Estaban hablando de los largos horarios que hacían los empleados jóvenes en el Distrito Financiero.

—Veréis —intervino Maeve—, el otro día estaba leyendo a Virginia Woolf y ella explicaba que, en cierto periodo de su vida, consiguió producir mucho porque disponía de tres horas de trabajo ininterrumpido cada día. Y yo pensé: ¿de qué demonios habla? ¿Sólo tres horas de trabajo al día? Luego estuve observando en la oficina a toda esa gente que trabaja catorce horas al día y pensé: ¿cuántos de ellos dedican realmente tres horas al día a una auténtica actividad intelectual y creativa? Mi conclusión fue que probablemente ninguno. —Esbozó una sonrisa—. Así que Virginia Woolf consiguió mucho más de lo que lograrán ellos en toda su vida con tres horas al día. Da mucho que pensar. Quizás harían algo mejor si trabajaran menos.

—Pero hay que tener en cuenta que se suicidó —apuntó John Vorpal.

Todo el mundo se echó a reír, pero Maeve tenía razón, de todas formas. Era algo que daba mucho que pensar.

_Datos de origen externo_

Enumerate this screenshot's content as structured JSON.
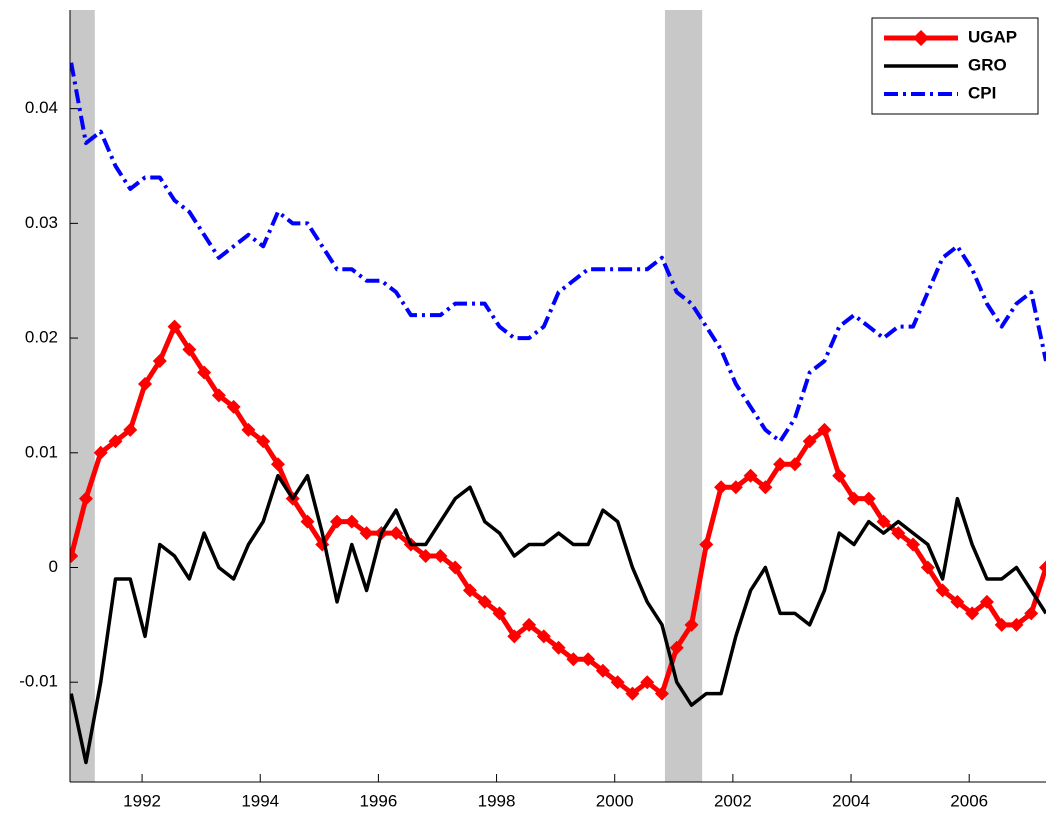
{
  "chart_data": {
    "type": "line",
    "x": [
      1990.8,
      1991.05,
      1991.3,
      1991.55,
      1991.8,
      1992.05,
      1992.3,
      1992.55,
      1992.8,
      1993.05,
      1993.3,
      1993.55,
      1993.8,
      1994.05,
      1994.3,
      1994.55,
      1994.8,
      1995.05,
      1995.3,
      1995.55,
      1995.8,
      1996.05,
      1996.3,
      1996.55,
      1996.8,
      1997.05,
      1997.3,
      1997.55,
      1997.8,
      1998.05,
      1998.3,
      1998.55,
      1998.8,
      1999.05,
      1999.3,
      1999.55,
      1999.8,
      2000.05,
      2000.3,
      2000.55,
      2000.8,
      2001.05,
      2001.3,
      2001.55,
      2001.8,
      2002.05,
      2002.3,
      2002.55,
      2002.8,
      2003.05,
      2003.3,
      2003.55,
      2003.8,
      2004.05,
      2004.3,
      2004.55,
      2004.8,
      2005.05,
      2005.3,
      2005.55,
      2005.8,
      2006.05,
      2006.3,
      2006.55,
      2006.8,
      2007.05,
      2007.3
    ],
    "series": [
      {
        "name": "UGAP",
        "color": "#ff0000",
        "style": "solid",
        "marker": "diamond",
        "width": 5,
        "values": [
          0.001,
          0.006,
          0.01,
          0.011,
          0.012,
          0.016,
          0.018,
          0.021,
          0.019,
          0.017,
          0.015,
          0.014,
          0.012,
          0.011,
          0.009,
          0.006,
          0.004,
          0.002,
          0.004,
          0.004,
          0.003,
          0.003,
          0.003,
          0.002,
          0.001,
          0.001,
          0.0,
          -0.002,
          -0.003,
          -0.004,
          -0.006,
          -0.005,
          -0.006,
          -0.007,
          -0.008,
          -0.008,
          -0.009,
          -0.01,
          -0.011,
          -0.01,
          -0.011,
          -0.007,
          -0.005,
          0.002,
          0.007,
          0.007,
          0.008,
          0.007,
          0.009,
          0.009,
          0.011,
          0.012,
          0.008,
          0.006,
          0.006,
          0.004,
          0.003,
          0.002,
          0.0,
          -0.002,
          -0.003,
          -0.004,
          -0.003,
          -0.005,
          -0.005,
          -0.004,
          0.0
        ]
      },
      {
        "name": "GRO",
        "color": "#000000",
        "style": "solid",
        "width": 3.5,
        "values": [
          -0.011,
          -0.017,
          -0.01,
          -0.001,
          -0.001,
          -0.006,
          0.002,
          0.001,
          -0.001,
          0.003,
          0.0,
          -0.001,
          0.002,
          0.004,
          0.008,
          0.006,
          0.008,
          0.003,
          -0.003,
          0.002,
          -0.002,
          0.003,
          0.005,
          0.002,
          0.002,
          0.004,
          0.006,
          0.007,
          0.004,
          0.003,
          0.001,
          0.002,
          0.002,
          0.003,
          0.002,
          0.002,
          0.005,
          0.004,
          0.0,
          -0.003,
          -0.005,
          -0.01,
          -0.012,
          -0.011,
          -0.011,
          -0.006,
          -0.002,
          0.0,
          -0.004,
          -0.004,
          -0.005,
          -0.002,
          0.003,
          0.002,
          0.004,
          0.003,
          0.004,
          0.003,
          0.002,
          -0.001,
          0.006,
          0.002,
          -0.001,
          -0.001,
          0.0,
          -0.002,
          -0.004
        ]
      },
      {
        "name": "CPI",
        "color": "#0000ff",
        "style": "dashdot",
        "width": 4,
        "values": [
          0.044,
          0.037,
          0.038,
          0.035,
          0.033,
          0.034,
          0.034,
          0.032,
          0.031,
          0.029,
          0.027,
          0.028,
          0.029,
          0.028,
          0.031,
          0.03,
          0.03,
          0.028,
          0.026,
          0.026,
          0.025,
          0.025,
          0.024,
          0.022,
          0.022,
          0.022,
          0.023,
          0.023,
          0.023,
          0.021,
          0.02,
          0.02,
          0.021,
          0.024,
          0.025,
          0.026,
          0.026,
          0.026,
          0.026,
          0.026,
          0.027,
          0.024,
          0.023,
          0.021,
          0.019,
          0.016,
          0.014,
          0.012,
          0.011,
          0.013,
          0.017,
          0.018,
          0.021,
          0.022,
          0.021,
          0.02,
          0.021,
          0.021,
          0.024,
          0.027,
          0.028,
          0.026,
          0.023,
          0.021,
          0.023,
          0.024,
          0.018
        ]
      }
    ],
    "shaded_regions": [
      [
        1990.78,
        1991.2
      ],
      [
        2000.85,
        2001.48
      ]
    ],
    "shade_color": "#c8c8c8",
    "xlim": [
      1990.78,
      2007.3
    ],
    "xticks": [
      1992,
      1994,
      1996,
      1998,
      2000,
      2002,
      2004,
      2006
    ],
    "ylim": [
      -0.0187,
      0.0486
    ],
    "yticks": [
      -0.01,
      0,
      0.01,
      0.02,
      0.03,
      0.04
    ],
    "legend": "upper right"
  }
}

La velada tuvo un agradable colofón. Se notaba que todos lo habían pasado bien. Después de despedirse de los invitados, Gorham regresó al salón casi con ánimo afable para enfrentarse con Vorpal. Quedaba sólo él, porque su esposa se había ido a su casa.

—Veamos, Gorham, el 7B —dijo éste, sacando los documentos.

Gorham lamentaba que se marcharan los propietarios del 7B, pero como se iban a California a consecuencia de una excelente oportunidad de trabajo, el 7B estaba en venta. Alguien había hecho una buena oferta que interesaba a los propietarios. No obstante, los eventuales compradores tenían que lograr antes el visto bueno de la junta, o más concretamente, de una comisión de la junta. Aquélla era la primera vez que se vendía un apartamento desde que Vorpal era presidente. La comisión debía reunirse y luego entrevistar a los candidatos el miércoles siguiente. Por consiguiente, el hecho de que Vorpal quisiera hablar con él ahora sólo podía entrañar una cosa: complicaciones.

Maggie entró en el salón.

—¿Puedo quedarme con vosotros?

Gorham torció el gesto. Era él el que estaba en la junta, no ella. Aquello representaba una interferencia injustificada. Vorpal, sin embargo, reaccionó con una sonrisa.

—Por mí encantado.

A Vorpal le caía bien Maggie. Suponía que, siendo socio de Branch & Cabell, estaría de acuerdo con él. A Gorham, en cambio, lo encontraba un poco informal.

—Creo que podríamos tener un problema con esto —señaló, pasándole a ella una copia de la solicitud—. Jim Bandersnatch también lo cree así.